Hylton-Patterson was the subject of racist graffiti spray-painted on a bridge over a trail on which she regularly exercised in the Village of Saranac Lake in late June. She expressed her “frustration and anger” over the public not being informed of the specifics of the case.

“We need the district attorney to fully step up. We want to protect our Black people. All we have right now is what has been reported in the papers,” she said.

“People come here because of the beauty and diversity of the land. It is the tourists and local white people who want change. There is a silver lining in that white people don’t want to keep silent.”

Part of the problem with police officers, according to Hylton-Patterson, is the need for training in “social consciousness” which she felt ended after an officer graduated from the police academy, but should continue throughout the officer’s career.

“We need resources and leadership that is transparent,” Hylton-Patterson said.

“Silence has meant death to Blacks and Indigenous people. It is really powerful that we got all those signatures in just two days. Many people, mostly white, want change.


Melewski stated he only knew about the events by what was reported in the press. He called for consequences and wondered what might have happened.

“In this case, a phone call mobilized two police forces. That’s a criminal act. This is not a child’s play such as pulling a fire alarm. Someone has to take responsibility, whether it be the district attorney or the police.”

In an e-mail Thursday, Sprague said she already had the letter and had formally requested the investigation file and report from State police on Aug. 4.

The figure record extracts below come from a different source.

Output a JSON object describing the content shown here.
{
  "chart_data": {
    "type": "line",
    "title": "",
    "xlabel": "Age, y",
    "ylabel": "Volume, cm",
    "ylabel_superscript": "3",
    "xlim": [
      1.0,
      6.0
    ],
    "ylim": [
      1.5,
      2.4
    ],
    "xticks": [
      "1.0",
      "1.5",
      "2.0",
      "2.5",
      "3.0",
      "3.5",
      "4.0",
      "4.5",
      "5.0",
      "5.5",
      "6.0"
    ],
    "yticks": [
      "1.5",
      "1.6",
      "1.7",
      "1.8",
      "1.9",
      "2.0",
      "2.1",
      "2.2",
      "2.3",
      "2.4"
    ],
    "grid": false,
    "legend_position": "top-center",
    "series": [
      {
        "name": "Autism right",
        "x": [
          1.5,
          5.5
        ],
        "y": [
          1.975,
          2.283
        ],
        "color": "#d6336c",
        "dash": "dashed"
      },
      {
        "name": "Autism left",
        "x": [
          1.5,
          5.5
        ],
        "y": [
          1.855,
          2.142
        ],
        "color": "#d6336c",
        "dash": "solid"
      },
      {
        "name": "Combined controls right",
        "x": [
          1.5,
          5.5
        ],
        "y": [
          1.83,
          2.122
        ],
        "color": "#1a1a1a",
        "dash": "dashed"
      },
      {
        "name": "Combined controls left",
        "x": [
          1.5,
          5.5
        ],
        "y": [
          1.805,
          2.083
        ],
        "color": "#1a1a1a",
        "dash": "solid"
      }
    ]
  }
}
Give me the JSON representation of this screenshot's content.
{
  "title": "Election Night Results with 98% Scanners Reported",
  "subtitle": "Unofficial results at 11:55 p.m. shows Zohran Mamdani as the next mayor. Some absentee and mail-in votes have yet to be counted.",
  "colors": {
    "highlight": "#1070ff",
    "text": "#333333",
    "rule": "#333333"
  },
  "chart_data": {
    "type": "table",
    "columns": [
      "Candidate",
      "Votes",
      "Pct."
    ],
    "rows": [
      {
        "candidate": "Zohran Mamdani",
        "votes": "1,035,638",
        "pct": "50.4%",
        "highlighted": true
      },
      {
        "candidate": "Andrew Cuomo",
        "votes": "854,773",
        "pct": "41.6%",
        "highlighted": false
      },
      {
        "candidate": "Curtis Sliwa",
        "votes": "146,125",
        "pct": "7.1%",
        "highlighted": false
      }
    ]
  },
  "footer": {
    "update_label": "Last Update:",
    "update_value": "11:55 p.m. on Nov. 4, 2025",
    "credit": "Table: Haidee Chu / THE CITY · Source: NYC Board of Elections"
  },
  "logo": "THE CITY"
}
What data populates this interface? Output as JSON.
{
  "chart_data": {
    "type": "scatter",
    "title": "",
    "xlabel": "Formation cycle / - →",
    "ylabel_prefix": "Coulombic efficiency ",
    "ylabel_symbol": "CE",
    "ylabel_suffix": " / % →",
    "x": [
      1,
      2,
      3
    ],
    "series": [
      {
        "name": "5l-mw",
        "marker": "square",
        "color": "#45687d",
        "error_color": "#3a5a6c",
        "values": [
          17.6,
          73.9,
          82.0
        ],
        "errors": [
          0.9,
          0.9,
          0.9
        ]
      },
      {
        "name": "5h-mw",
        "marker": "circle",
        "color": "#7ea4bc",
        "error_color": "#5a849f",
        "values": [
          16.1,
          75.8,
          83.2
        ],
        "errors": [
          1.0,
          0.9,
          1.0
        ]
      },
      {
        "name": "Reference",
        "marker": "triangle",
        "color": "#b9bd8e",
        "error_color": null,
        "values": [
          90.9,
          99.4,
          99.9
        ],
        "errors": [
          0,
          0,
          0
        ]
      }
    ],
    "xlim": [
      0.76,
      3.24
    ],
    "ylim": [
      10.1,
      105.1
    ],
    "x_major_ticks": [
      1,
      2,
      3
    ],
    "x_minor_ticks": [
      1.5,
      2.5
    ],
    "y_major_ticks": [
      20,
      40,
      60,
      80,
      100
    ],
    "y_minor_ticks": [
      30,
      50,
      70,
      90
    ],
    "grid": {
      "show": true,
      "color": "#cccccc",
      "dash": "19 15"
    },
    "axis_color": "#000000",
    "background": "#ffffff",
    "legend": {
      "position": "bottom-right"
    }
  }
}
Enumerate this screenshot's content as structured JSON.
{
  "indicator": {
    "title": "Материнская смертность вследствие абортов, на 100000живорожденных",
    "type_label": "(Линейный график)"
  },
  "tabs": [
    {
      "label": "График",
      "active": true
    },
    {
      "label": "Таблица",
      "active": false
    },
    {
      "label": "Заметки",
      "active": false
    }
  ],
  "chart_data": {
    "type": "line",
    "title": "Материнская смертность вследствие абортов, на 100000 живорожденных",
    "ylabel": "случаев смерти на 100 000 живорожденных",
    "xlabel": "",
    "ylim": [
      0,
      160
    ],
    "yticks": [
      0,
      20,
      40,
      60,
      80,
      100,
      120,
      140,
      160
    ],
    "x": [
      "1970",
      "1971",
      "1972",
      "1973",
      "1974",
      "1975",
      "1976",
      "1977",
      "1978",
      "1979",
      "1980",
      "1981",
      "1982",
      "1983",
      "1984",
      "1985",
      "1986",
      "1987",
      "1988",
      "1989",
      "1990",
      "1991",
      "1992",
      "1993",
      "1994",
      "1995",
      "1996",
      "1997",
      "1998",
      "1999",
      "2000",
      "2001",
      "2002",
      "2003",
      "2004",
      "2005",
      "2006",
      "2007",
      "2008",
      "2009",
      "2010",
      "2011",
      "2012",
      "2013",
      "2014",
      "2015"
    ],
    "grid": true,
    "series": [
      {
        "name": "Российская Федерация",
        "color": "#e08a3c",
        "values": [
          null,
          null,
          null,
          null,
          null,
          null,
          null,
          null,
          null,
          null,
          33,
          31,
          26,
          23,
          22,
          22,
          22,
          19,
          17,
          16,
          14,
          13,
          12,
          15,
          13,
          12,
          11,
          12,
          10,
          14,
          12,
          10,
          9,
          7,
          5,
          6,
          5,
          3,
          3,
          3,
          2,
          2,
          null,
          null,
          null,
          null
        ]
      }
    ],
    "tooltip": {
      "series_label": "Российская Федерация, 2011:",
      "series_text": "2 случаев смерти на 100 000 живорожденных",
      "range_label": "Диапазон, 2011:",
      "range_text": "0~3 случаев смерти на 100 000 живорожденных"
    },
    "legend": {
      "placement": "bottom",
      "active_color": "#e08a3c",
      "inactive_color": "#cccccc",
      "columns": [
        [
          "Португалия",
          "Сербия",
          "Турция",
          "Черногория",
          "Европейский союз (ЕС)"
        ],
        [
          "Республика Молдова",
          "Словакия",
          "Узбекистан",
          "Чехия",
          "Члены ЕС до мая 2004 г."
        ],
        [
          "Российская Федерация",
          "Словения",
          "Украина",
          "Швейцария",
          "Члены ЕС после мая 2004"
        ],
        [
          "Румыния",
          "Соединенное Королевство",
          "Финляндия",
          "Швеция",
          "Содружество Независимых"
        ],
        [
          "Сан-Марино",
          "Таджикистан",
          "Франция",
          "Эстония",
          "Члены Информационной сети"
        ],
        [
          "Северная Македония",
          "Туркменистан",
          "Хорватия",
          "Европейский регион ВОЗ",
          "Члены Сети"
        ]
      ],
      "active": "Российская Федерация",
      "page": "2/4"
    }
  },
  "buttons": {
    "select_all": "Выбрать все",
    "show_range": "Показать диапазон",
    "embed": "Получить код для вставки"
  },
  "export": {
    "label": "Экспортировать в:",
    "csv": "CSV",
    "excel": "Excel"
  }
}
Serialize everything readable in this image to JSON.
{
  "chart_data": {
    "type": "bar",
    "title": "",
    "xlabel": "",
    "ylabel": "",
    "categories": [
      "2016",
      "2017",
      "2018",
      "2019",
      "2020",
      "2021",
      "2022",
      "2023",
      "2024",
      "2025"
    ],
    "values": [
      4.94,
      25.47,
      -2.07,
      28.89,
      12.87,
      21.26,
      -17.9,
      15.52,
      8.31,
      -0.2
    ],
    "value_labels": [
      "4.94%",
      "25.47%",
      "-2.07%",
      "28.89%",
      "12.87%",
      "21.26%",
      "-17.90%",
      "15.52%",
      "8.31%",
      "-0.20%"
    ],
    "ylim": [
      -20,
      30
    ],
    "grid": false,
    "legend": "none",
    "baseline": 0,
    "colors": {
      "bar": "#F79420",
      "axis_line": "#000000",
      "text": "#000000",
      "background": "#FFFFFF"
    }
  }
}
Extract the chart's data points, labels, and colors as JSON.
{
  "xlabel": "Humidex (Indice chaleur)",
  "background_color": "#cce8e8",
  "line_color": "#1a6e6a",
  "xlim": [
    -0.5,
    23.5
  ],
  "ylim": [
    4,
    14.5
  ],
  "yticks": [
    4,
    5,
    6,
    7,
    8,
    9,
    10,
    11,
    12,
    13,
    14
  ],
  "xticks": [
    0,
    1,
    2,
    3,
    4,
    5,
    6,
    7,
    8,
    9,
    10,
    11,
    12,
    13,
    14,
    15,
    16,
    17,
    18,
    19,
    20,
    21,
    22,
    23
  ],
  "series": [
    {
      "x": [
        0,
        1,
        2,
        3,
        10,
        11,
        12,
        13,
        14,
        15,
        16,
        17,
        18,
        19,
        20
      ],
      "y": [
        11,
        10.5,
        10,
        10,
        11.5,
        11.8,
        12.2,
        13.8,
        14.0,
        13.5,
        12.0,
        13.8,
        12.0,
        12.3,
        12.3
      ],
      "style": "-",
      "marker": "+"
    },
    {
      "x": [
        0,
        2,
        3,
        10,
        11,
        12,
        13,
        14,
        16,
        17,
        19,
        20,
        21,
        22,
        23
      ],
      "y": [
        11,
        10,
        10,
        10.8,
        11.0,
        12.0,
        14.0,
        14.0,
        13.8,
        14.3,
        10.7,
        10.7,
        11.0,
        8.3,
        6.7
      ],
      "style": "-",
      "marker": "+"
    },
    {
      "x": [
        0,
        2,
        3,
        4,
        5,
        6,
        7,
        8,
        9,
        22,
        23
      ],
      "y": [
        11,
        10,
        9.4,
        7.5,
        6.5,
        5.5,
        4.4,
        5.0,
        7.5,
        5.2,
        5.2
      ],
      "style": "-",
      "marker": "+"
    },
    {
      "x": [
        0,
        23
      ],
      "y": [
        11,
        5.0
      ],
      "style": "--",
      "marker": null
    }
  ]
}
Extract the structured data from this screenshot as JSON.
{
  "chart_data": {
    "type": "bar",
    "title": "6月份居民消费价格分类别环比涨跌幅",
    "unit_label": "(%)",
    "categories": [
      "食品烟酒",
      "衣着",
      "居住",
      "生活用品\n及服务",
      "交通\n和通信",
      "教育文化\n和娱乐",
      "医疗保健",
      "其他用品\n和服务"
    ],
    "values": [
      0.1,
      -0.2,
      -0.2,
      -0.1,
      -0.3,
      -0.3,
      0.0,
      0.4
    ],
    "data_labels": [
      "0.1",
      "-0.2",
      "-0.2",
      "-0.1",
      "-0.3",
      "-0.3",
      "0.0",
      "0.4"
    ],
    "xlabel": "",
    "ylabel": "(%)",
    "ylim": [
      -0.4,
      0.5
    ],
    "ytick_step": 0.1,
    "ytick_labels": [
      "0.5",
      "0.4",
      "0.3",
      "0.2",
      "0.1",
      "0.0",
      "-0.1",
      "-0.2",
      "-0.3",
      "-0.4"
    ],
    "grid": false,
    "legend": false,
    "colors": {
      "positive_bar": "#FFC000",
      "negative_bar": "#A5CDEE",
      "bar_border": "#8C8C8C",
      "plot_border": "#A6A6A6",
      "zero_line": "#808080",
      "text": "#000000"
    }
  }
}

“I exchanged emails with Ms. Swan last night and explained I would not be available at 10 a.m. and she could mail or email me the letter.

“She then wanted to drop it off and I gave her some instructions on how to access my office since new COVID rules are in place at the County Building.”

Sprague said that, if the investigation was reopened, it would remain a State Police probe.

“This is all I can really comment about since it is currently a closed investigation without arrest and not public record.”